Atualmente a artemisinina é extraída do absinto doce, mas esse processo é lento, consome muita energia e tem baixa produtividade

Pesquisadores desenvolveram uma técnica para promover a artemisinina, o medicamento mais eficiente no tratamento da malária, em grande escala. Com essa técnica, a demanda mundial por artemisinina pode ser suprida, uma vez que atualmente a procura é alta, mas a qualidade e o fornecimento ainda são instáveis.

Há quase cinco décadas, cientistas chineses identificaram a artemisinina no absinto doce, planta que era usada para tratar enfermidades como as febres típicas da malária. Em 2005, a Organização Mundial da Saúde (OMS) recomendou as Terapias de Combinação Baseada em Artemisinina (ACTs) como o tratamento mais efetivo da malária.

Segundo os pesquisadores do Instituto de Engenharia de Processo (IPE, na sigla em inglês), da Academia Chinesa de Ciências, a artemisinina é difícil e economicamente não viável de ser sintetizada quimicamente devido à estrutura complexa. O método industrial tradicional de produzir o remédio é através do tratamento das folhas de absinto doce com solventes orgânicos, como o éter de petróleo, mas o processo de extração é demorado, consome muita energia e tem baixa produtividade.

Os pesquisadores do IPE propuseram aumentar o contato entre o solvente e as folhas via refluxo para acelerar a extração da artemisinina, o que fez com que o tempo de extração fosse reduzido de sete para quatro horas e meia.

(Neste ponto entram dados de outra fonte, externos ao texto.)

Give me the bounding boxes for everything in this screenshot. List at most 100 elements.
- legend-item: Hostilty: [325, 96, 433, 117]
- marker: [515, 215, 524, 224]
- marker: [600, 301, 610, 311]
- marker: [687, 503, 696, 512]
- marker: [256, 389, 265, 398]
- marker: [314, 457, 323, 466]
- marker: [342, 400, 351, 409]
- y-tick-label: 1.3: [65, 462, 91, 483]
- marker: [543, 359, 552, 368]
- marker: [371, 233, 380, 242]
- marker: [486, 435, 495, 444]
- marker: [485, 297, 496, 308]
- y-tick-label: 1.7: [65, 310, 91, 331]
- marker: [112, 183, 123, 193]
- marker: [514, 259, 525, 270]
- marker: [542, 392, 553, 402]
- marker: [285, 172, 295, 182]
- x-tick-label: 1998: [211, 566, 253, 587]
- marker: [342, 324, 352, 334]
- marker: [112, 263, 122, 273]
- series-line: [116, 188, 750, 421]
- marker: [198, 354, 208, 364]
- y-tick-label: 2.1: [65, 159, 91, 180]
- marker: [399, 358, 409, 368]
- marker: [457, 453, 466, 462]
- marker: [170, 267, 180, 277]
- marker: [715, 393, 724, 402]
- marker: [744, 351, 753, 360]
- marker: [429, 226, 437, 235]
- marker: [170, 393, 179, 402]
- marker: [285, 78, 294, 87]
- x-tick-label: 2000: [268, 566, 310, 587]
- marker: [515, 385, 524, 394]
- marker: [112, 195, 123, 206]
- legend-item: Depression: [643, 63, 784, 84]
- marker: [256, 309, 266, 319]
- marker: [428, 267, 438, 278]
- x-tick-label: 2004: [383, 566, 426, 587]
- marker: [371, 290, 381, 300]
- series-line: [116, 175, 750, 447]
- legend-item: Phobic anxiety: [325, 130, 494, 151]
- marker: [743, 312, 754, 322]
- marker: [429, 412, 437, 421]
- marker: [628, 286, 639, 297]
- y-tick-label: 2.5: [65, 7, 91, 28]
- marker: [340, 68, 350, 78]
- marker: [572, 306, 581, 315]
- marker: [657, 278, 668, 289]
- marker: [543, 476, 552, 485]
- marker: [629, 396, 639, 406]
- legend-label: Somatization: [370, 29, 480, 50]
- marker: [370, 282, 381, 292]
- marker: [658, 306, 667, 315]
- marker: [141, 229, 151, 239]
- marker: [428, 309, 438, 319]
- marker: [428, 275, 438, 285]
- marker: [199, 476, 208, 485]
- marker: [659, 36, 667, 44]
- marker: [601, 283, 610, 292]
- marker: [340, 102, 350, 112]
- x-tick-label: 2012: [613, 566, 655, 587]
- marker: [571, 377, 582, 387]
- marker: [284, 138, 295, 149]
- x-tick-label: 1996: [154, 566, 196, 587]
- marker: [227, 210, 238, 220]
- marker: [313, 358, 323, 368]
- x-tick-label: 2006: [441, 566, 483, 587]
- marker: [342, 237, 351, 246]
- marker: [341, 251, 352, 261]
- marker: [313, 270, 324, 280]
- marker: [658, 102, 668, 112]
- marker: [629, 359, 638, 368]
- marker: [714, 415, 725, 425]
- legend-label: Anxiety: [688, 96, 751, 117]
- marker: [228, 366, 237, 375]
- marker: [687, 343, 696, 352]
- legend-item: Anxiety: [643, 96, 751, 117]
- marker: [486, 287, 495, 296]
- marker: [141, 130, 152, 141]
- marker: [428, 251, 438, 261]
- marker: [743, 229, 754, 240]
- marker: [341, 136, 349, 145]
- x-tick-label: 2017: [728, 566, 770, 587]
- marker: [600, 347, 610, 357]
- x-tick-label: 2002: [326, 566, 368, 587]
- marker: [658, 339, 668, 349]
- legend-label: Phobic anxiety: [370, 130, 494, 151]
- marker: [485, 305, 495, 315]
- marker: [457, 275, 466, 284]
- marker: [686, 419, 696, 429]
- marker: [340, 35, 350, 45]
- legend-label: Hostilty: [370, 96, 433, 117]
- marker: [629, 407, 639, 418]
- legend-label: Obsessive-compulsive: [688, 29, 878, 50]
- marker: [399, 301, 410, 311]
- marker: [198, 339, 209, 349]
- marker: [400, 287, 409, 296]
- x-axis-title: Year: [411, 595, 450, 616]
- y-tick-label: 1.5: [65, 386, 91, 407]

Depois de tratar as folhas com os solventes, os pesquisadores otimizaram o processo de evaporação com um evaporador de filme delgado, aparelho que proporciona um processo de evaporação contínua, especialmente para os produtos sensíveis ao calor, para recuperar os solventes.

Quando comparado ao processo tradicional, o tempo necessário para produzir o concentrado de artemisinina nesse novo processo foi reduzido em 87,5%. Por outro lado, a pureza do produto final aumentou para quase 100% e o consumo de energia também diminuiu. A nova tecnologia atingiu uma taxa de recuperação dos solventes de 99,9%, o consumo de energia por tonelada de artemisinina caiu 43% e a pureza do produto foi superior a 99%, pelo que disse Wang Hui, do IPE.

“Essa tecnologia soluciona as principais desvantagens no processo tradicional de produção da artemisinina e pode também fornecer ideias para a produção de outros produtos naturais”, disse Zhang Suojiang, diretor do IPE.